Rick: I am hearing 2 asks:
1) What is the train of trust between parties that request tokens.
scribe: e.g., merchant needs
token but it's being requested through the browser.
... we might not know who the merchant of record is
... in the scenario where the aggregator passes the token, the
cryptogram usually suffices for the third party
<SimonMC> Token request with Payment token. See 8.1.1.2 of EMVCo framework
Ian summary:
- Token requestor id should be part of the request data
- To address token sharing, one needs token and cryptogram so that party B can request a token for their own authorization needs (and party A wants them to do so)

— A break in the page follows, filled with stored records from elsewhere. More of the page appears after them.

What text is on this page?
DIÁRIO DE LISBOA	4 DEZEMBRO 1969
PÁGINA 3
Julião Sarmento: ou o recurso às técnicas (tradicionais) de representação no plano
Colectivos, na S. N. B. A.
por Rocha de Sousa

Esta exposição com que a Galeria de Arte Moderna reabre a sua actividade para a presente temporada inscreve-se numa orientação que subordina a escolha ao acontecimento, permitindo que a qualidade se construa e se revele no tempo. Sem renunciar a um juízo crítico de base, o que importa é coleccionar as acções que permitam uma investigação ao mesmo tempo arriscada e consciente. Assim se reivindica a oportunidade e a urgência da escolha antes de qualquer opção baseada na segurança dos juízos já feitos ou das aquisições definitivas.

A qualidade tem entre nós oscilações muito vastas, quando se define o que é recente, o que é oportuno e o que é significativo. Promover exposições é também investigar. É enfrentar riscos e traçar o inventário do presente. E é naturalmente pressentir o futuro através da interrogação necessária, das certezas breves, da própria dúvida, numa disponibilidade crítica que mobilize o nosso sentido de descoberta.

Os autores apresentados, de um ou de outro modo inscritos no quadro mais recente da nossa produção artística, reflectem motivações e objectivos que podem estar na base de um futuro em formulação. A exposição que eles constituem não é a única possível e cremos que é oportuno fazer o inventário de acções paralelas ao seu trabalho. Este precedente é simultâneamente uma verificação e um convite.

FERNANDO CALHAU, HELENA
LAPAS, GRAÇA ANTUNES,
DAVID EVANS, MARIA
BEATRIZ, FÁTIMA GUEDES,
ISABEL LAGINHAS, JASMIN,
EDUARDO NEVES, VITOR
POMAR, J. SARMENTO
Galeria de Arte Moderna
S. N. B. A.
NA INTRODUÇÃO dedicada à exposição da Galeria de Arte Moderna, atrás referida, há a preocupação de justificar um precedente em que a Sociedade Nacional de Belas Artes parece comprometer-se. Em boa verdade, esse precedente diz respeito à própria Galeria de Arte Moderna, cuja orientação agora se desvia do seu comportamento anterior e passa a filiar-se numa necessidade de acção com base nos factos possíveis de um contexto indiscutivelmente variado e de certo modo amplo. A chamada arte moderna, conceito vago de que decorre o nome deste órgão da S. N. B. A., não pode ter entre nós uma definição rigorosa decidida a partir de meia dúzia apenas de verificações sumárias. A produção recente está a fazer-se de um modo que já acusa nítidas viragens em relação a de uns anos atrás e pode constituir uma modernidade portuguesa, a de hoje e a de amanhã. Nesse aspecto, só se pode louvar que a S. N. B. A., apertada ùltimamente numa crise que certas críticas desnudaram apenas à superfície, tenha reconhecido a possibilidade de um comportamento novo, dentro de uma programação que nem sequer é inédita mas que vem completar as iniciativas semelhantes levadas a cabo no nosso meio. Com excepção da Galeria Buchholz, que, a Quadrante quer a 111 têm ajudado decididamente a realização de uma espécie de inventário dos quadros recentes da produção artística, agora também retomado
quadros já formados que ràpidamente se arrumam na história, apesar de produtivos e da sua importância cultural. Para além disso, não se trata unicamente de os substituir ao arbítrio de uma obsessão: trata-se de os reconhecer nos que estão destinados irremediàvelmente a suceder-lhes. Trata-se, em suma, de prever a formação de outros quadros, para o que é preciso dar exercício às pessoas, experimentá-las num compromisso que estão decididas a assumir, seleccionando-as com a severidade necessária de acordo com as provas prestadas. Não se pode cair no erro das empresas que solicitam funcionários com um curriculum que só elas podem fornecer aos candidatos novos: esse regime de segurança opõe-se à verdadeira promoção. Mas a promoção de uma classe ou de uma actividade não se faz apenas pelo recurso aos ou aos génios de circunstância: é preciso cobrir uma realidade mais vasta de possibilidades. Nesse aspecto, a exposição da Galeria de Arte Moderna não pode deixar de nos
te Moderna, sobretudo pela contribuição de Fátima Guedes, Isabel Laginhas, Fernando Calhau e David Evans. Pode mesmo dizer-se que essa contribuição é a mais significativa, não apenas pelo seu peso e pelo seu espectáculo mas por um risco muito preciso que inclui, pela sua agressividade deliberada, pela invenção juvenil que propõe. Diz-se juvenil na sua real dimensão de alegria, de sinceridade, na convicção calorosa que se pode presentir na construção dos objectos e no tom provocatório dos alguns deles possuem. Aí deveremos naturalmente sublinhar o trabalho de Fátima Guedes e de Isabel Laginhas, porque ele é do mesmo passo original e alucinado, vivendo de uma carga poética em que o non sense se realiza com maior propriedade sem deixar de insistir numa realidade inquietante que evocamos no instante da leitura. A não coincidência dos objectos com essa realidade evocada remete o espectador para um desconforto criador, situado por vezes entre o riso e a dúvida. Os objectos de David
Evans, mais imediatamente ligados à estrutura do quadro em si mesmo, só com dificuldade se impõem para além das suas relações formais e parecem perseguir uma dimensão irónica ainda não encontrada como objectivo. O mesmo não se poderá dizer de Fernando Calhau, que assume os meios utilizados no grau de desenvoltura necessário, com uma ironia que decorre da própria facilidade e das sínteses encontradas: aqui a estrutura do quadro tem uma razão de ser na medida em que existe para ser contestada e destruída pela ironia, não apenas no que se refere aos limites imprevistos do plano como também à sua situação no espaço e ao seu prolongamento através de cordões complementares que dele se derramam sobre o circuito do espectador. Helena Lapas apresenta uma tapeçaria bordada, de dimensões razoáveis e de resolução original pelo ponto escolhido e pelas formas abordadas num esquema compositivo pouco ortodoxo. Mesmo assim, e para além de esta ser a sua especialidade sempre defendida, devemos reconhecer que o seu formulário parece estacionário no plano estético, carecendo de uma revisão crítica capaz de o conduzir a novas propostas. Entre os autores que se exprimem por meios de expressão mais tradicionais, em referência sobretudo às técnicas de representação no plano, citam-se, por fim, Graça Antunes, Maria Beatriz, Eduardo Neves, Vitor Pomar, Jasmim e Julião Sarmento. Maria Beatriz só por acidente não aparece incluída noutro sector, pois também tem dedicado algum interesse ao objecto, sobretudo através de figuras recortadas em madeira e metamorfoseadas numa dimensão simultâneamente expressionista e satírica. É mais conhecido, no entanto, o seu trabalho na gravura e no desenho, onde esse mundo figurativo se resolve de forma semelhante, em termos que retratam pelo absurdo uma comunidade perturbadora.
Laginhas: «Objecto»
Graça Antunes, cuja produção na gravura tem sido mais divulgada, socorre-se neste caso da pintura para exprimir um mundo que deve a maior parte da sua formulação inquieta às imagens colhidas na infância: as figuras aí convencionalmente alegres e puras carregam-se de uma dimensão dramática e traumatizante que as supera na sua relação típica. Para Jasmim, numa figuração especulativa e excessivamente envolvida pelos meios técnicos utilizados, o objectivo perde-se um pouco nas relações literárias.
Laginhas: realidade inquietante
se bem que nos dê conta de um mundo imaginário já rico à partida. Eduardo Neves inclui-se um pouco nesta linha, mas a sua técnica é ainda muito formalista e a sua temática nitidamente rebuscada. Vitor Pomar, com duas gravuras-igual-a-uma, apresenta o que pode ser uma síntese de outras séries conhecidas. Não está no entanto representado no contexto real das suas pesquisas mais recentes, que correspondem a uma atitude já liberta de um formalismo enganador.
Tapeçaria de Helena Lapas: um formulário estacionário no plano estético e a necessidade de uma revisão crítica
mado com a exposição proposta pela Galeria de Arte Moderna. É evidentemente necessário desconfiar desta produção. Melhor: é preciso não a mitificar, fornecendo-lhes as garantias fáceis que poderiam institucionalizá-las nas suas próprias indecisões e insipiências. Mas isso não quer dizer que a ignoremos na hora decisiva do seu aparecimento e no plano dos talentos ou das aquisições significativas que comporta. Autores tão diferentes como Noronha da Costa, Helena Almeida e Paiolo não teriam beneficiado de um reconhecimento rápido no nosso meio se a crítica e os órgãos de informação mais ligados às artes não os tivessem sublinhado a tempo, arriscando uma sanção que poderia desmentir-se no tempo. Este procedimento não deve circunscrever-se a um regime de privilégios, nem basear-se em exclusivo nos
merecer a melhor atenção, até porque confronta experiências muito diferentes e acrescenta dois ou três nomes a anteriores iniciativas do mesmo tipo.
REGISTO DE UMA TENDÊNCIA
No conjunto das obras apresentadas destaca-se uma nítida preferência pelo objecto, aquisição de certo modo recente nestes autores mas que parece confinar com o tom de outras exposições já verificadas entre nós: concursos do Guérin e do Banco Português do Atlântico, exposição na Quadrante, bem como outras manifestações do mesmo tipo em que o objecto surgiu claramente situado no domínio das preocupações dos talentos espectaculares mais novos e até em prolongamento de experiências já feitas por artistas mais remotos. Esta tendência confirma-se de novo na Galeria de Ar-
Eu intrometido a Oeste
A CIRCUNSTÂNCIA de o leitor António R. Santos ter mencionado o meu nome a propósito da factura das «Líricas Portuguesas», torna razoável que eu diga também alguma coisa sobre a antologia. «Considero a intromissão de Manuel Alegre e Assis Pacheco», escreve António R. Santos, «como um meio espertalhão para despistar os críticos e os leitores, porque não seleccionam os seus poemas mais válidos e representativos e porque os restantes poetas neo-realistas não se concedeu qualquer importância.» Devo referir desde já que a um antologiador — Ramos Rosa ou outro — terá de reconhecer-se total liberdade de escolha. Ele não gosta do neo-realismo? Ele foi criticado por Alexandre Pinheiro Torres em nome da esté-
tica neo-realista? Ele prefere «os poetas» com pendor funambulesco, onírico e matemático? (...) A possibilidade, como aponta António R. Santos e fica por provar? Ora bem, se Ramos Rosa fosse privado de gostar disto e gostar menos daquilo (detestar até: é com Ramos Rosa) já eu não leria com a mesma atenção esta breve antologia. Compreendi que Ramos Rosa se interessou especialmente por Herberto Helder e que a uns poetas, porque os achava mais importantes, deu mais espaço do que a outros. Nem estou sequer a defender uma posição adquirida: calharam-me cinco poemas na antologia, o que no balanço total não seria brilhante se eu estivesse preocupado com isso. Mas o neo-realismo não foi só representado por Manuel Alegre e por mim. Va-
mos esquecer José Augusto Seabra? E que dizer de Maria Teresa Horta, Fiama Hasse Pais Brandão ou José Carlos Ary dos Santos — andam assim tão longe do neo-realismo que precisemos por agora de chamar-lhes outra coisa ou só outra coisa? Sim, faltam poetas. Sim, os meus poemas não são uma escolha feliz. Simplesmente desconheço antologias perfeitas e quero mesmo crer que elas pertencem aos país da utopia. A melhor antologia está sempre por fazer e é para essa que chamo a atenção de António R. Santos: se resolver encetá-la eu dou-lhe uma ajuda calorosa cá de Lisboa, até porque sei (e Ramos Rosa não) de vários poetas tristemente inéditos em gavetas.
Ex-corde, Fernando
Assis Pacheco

Simon: As to what is required for
authorization to get a token from another token that's not
defined in the tokenization spec
... +1 to adding token requestor ID to request data
<scribe> ACTION: Ian to add Token Requestor ID to request data.
<trackbot> 'Ian' is an ambiguous username. Please try a different identifier, such as family name or username (e.g., IFSF-EFT-WG-Lead, ijacobs).
https://github.com/w3c/webpayments-methods-tokenization/issues/41
26 June
Simon: Ok
<Ken> +1 either
<matt_d> +1 26th
IJ: Anyone want to review the encryption or tokenization spec?